The Atlantic picked up on an interesting piece of research from a demographer called Conor Sen from Atlanta:
The whole article is well worth a read. Something that sticks out however, is this claim:
But you may also be struck by the shape of that trend line (Sen is quick to note, by the way, that he’s not a statistician). It roughly suggests a political tipping point somewhere around a population density of about 800-1,000 people per square mile.
Justin Esarey, Assistant Professor of Political Science at Rice University, has picked up on it and noticed something quite interesting.
Huh. Well, that did not look like a very good fit to me. So, I reconstructed the data set using the Wikipedia-sourced PVI data and the Census-sourced population density data that Conor talked about. I then ran an analysis of this data replicating Conor’s log-fitted model, plus a loess nonparametric fit line and a simple linear model. Here’s what these three models look like when plotted against one another:
What Justin is showing, is that by simply employing a different type of trend line you can paint a very different picture.
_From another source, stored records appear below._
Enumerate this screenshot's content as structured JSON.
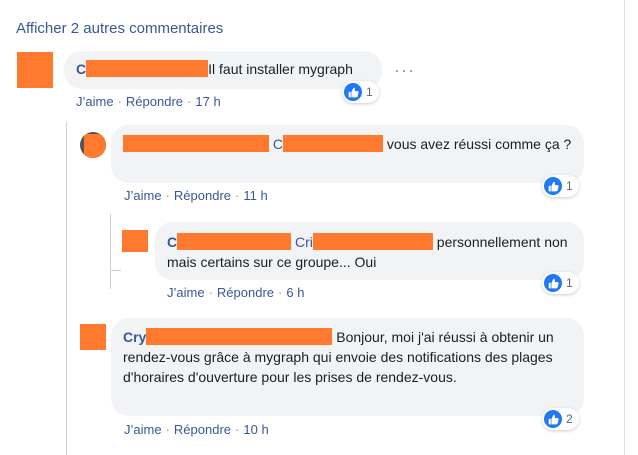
{
  "show_more": {
    "label": "Afficher 2 autres commentaires"
  },
  "icons": {
    "like": "thumbs-up-icon",
    "more": "more-options-icon"
  },
  "colors": {
    "link": "#385898",
    "bubble": "#f2f3f5",
    "redaction": "#ff7a2e",
    "like": "#2078f4"
  },
  "comments": [
    {
      "author_visible": "C",
      "text": "Il faut installer mygraph",
      "like_label": "J’aime",
      "reply_label": "Répondre",
      "time": "17 h",
      "reactions": "1"
    },
    {
      "mention_visible": "C",
      "text": "vous avez réussi comme ça ?",
      "like_label": "J’aime",
      "reply_label": "Répondre",
      "time": "11 h",
      "reactions": "1"
    },
    {
      "author_visible": "C",
      "mention_visible": "Cri",
      "text": "personnellement non mais certains sur ce groupe... Oui",
      "like_label": "J’aime",
      "reply_label": "Répondre",
      "time": "6 h",
      "reactions": "1"
    },
    {
      "author_visible": "Cry",
      "text": "Bonjour, moi j'ai réussi à obtenir un rendez-vous grâce à mygraph qui envoie des notifications des plages d'horaires d'ouverture pour les prises de rendez-vous.",
      "like_label": "J’aime",
      "reply_label": "Répondre",
      "time": "10 h",
      "reactions": "2"
    }
  ]
}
The interesting part (for me!) is how this would actually apply to political campaigns. For example, Dave Troy came to this conclusion using the original log fit line:
at about 800 people per square mile, people switch from voting primarily Republican to voting primarily Democratic
If you were to base a campaign on that principal, then depending on your voting system, it could be a fair assumption for a Democratic campaign to ignore districts with a population density of less than 800 people per square mile, and likewise, that very dense districts are only marginally more Democrat-leaning than moderately dense districts.
The two other trend lines tell a story. With them you get a far simpler, and in my view, far more logical story. Whereby there is no “tipping point” where a low population density district area becomes “worthless” to Democrats, and where a district continues to be stronger Democratic the higher the density.
All goes to show how important it is to get statistics right.
Please note: I am in now way claiming to be a professional statistician at all, so please excuse any errors on my part too!